Indeed, Buddhists reject the idea of an independent, autonomous self behind mental events just as they reject the idea of an independent, autonomous God behind the universe. Egotism, in fact, might be considered a kind of religion – placing an illusory, independent, autonomous Self at the centre of the universe – a microcosmic version of theism. Whenever I see prideful atheists denouncing theists, I can’t help but reflect on Nietzsche’s comment:

“Yes, it divines you too, you conquerors of the old God! You grow weary in battle and now your weariness serves the +new+ idol!”

None of this means that people should not be held to account for their actions – it means that there are no grounds for the kind of blame that gives rise to feelings of hate. There simply is no permanent, autonomous self to pin the blame on.

A few years ago it was reported that an American policeman had shot and killed a colleague in cold blood for no reason. The media described the act as one of “pure Evil”. It was later discovered that the killer, who had no previous history of violence, had been taking sleeping pills subsequently found to produce extreme psychotic side-effects. In this case it is easy to “be calm and call to mind that everything arises from conditions”. But in our day to day lives the vast array of more subtle conditions, and our firm belief in the inherent existence of independently existing objects and people, make it very easy for us to feel anger and hatred.

More to the point, anger is a form of dynamic ignorance. It is bad enough to be ignorant, but anger forms an energetic filter in our minds powerfully removing all mitigating circumstances, ideas and factors from awareness that interfere with our desire to blame. Just as when we are infatuated we can perceive no bad qualities in a desired object, so we can perceive no good qualities in a hated object.
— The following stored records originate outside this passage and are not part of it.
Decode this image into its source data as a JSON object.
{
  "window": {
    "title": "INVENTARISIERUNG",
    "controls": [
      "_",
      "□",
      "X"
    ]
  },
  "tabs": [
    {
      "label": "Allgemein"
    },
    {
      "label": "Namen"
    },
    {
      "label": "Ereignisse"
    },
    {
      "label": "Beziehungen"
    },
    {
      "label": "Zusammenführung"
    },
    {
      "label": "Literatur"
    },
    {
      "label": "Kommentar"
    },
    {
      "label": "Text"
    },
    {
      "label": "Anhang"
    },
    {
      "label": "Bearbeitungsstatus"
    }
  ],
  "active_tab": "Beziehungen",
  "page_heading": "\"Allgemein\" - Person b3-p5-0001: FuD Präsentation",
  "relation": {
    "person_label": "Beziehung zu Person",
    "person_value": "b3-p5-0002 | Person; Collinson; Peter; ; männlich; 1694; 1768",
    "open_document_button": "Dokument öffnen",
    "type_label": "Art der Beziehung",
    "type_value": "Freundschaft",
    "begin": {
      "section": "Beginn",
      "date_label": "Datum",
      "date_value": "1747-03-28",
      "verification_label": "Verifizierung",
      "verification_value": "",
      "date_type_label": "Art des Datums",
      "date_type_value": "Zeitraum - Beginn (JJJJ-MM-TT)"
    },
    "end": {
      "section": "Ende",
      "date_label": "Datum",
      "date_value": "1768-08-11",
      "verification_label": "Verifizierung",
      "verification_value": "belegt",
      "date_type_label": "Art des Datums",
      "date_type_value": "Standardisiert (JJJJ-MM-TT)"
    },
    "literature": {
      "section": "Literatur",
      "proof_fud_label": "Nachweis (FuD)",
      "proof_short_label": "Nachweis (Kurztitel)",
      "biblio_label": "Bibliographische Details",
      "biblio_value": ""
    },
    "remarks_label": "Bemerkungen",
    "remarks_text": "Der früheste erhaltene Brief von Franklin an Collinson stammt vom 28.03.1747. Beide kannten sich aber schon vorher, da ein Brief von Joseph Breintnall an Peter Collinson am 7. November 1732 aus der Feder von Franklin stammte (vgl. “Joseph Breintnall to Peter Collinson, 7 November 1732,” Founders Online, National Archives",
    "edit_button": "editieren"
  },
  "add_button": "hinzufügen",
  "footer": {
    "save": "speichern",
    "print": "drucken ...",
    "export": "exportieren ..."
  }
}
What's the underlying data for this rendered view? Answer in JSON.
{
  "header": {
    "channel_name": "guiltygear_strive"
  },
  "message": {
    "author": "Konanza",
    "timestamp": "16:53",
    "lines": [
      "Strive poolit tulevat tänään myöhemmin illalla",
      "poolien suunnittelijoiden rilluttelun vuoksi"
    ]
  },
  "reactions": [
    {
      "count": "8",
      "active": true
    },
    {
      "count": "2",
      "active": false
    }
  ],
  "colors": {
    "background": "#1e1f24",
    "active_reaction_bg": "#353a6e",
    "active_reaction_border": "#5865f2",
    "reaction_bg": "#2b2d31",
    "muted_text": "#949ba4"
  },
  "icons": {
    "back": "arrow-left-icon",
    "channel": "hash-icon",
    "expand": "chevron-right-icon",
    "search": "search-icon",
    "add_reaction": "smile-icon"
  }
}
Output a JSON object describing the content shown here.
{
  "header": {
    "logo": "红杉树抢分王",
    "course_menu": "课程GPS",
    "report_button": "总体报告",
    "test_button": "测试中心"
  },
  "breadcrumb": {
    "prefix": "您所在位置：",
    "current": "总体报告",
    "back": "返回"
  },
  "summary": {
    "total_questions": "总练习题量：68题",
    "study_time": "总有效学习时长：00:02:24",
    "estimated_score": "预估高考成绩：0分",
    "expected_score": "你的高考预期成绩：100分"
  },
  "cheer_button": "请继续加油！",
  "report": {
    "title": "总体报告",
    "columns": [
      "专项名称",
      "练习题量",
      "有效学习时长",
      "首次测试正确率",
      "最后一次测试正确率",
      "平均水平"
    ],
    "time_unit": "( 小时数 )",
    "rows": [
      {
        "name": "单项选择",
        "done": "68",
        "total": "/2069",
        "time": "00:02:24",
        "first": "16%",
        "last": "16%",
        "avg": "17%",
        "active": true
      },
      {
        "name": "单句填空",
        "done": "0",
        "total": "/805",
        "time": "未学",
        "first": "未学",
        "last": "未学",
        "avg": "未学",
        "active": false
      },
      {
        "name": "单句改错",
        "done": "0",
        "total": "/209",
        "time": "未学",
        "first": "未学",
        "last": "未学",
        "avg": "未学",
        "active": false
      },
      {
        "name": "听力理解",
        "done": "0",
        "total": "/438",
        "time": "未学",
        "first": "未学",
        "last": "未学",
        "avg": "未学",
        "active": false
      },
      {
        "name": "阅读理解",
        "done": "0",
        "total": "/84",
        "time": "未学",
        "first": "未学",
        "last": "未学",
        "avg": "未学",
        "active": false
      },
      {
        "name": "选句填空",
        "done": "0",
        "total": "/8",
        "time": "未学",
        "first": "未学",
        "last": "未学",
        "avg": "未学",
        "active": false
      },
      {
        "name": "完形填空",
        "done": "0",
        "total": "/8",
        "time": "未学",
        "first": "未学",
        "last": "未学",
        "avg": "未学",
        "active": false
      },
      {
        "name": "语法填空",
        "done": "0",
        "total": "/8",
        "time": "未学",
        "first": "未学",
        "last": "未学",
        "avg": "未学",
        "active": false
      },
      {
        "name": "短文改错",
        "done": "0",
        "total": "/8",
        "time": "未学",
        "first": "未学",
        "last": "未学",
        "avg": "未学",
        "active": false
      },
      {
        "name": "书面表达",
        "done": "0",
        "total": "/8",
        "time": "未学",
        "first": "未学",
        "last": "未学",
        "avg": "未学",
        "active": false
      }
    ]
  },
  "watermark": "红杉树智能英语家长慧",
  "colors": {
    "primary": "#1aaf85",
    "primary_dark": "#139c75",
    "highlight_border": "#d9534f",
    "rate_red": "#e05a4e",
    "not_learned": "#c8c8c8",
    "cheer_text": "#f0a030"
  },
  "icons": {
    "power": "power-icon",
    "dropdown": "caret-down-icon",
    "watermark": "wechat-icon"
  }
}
Anger and craving, then, have a massive impact entrenching our view of the world. Our belief in the idea of inherently existent, autonomous objects and people is constantly being cemented and bolstered by anger and desire. Buddhists claim that if these are gradually attenuated and replaced by compassion, so the truth and real significance of ‘emptiness’ can become clearer to us. Remarkably, then, it is claimed that compassionate thoughts and actions actually lead away from illusion to a more rational perception of the world. This is why it is argued that the bird of Enlightenment – of valid perception of reality – rises on the two wings of wisdom and compassion.

As is doubtless clear, my understanding of these very difficult issues is superficial in the extreme. For a far more informed discussion I recommend B. Alan Wallace’s excellent books The Seven Point Mind Training (Snow Lion, 2004) and Boundless Heart (Snow Lion, 1999). For a discussion of ‘shamatha’ meditation, take a look at Rob Nairn’s Diamond Mind – A Psychology of Meditation (Shambhala, 2001).